SCHLÜCHTERN

Beim Neujahrsempfang das Heimatgefühl geweckt

Die Stadt Schlüchtern und der Verein für Wirtschaft und Tourismus (WITO) hatten nach zwei Jahren Corona-Pause wieder zu einem Neujahrsempfang in die Stadthalle eingeladen.
Fotos: Walter Dörr
von WALTER DÖRR


Dienstag, 24.01.2023

Die Stadt Schlüchtern und der Verein für Wirtschaft und Tourismus (WITO) hatten nach zwei Jahren Corona-Pause wieder zu einem Neujahrsempfang in die Stadthalle eingeladen.

„Schlüchtern – unsere Heimat“ war das Thema der Ansprache von Bürgermeister Matthias Möller. Eingestimmt wurden die zahlreichen Gäste durch einen aktualisierten Schlüchterner Imagefilm „Leben-Wohnen-Arbeiten“. Dr. Frank Kleespies, der Keyboarder der Bigband Route 66, die die Veranstaltung musikalisch mitgestaltete, begleitete am Flügel das beeindruckende Video.

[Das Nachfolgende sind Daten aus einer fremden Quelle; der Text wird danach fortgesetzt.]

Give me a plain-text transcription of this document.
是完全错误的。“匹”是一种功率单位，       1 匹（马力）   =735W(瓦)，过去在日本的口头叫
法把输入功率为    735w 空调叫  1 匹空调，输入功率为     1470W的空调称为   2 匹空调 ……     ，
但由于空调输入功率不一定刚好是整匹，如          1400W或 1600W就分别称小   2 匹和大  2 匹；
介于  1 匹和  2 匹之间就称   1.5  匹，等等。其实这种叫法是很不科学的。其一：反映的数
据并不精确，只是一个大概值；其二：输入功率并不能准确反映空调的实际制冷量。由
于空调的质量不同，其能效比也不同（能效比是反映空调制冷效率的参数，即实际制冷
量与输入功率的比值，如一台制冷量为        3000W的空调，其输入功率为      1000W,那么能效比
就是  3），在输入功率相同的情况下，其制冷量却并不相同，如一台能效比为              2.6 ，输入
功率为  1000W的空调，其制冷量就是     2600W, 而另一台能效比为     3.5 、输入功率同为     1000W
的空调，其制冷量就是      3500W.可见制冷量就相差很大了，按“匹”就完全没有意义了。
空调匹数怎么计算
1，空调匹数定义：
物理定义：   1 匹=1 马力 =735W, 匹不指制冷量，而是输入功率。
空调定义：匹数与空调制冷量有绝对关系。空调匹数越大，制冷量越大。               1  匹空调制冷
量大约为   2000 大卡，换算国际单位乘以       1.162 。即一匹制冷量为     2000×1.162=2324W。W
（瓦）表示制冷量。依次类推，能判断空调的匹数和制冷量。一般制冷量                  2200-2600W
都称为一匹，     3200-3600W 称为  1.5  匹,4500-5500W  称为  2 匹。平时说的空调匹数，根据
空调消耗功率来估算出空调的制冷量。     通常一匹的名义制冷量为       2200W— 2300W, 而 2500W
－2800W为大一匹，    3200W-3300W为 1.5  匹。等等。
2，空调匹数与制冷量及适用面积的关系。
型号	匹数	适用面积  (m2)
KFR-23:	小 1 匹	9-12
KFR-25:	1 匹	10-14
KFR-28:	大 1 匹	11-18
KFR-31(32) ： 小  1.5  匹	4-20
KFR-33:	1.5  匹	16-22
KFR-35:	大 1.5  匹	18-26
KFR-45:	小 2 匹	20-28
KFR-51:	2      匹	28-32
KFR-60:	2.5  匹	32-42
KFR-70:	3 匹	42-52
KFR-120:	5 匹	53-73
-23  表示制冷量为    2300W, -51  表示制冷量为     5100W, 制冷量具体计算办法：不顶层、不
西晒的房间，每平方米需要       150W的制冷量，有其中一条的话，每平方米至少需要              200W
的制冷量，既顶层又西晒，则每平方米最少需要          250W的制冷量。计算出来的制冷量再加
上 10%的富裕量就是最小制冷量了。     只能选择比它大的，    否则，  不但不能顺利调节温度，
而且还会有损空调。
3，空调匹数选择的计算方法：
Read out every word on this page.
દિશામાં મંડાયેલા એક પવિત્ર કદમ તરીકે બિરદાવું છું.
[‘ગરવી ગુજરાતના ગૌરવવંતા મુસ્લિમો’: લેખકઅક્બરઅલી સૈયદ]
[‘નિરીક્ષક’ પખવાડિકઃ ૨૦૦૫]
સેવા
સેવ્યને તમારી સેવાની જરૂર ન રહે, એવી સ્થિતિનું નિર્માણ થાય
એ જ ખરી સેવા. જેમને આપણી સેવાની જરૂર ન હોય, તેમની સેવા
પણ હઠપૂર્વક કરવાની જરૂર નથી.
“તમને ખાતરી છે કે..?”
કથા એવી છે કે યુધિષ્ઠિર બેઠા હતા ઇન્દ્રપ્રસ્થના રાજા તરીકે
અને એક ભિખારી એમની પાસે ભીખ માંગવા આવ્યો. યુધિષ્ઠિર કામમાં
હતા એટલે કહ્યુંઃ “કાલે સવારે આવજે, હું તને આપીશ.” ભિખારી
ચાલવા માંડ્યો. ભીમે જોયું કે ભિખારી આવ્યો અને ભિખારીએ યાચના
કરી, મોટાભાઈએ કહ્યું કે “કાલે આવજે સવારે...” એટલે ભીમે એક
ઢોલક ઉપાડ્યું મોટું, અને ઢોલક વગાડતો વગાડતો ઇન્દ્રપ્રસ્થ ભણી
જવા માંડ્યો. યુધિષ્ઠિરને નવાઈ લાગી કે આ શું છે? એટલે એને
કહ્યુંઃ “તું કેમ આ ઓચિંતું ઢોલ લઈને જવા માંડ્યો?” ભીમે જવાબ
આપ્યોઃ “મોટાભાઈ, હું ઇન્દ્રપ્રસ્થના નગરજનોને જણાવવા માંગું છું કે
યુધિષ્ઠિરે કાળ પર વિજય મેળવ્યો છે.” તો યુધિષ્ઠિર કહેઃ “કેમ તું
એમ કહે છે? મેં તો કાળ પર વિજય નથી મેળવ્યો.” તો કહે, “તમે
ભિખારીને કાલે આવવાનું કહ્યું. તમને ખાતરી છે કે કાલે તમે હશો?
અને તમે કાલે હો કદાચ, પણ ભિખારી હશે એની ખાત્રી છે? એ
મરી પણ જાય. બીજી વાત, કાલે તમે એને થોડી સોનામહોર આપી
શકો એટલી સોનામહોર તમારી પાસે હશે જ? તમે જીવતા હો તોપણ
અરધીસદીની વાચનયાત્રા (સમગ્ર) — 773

Stellvertretend für alle Gäste hieß Möller Landrat Thorsten Stolz in der „Gudd Stubb“ willkommen. Dass das Jahr besser begonnen hat, als das seine, hoffte der Bürgermeister, denn er erlitt bei einem Skiurlaub einen Schulterbruch. Und dann sagte ihm noch der italienische Arzt, dass er „in dem Alter nicht mehr so schnell Ski fahren solle“. Auch habe ein ortsansässiger Lokalpolitiker beim CDU-Jahresempfang gegiftelt, ob er sich wohl bei den ganzen Umbauprojekten in der Stadt verhoben habe. Der so aktive Bürgermeister verkündete stolz beim Jahresempfang, dass Schlüchtern trotz aller geopolitischen Umstände weiterhin gut aufgestellt sei und man mit Zuversicht in die Zukunft blicke.

Corona, Lockdown, Stillstand, Ungewissheit und Krieg


Im Januar 2020 habe sich die Welt, der Bergwinkel und Schlüchtern gravierend verändert: Corona, Lockdown, Stillstand, Ungewissheit und Krieg. In der Folge eine Inflation mit dramatischem Ausmaß, eine enorme dagewesene Flüchtlingswelle, eine Zinskrise, Energieengpässe und erhebliche Verteuerungen, so dass Ängste in den Menschen ausgelöst wurden. Corona habe das Leben drastisch verändert – das Einkaufs- und Arbeitsverhalten sei über Nacht digitaler geworden. Auch noch nachts bequem vom Sofa einkaufen zu können, treffe den stationären Handel und sei extrem herausfordernd für die Stadtentwicklung.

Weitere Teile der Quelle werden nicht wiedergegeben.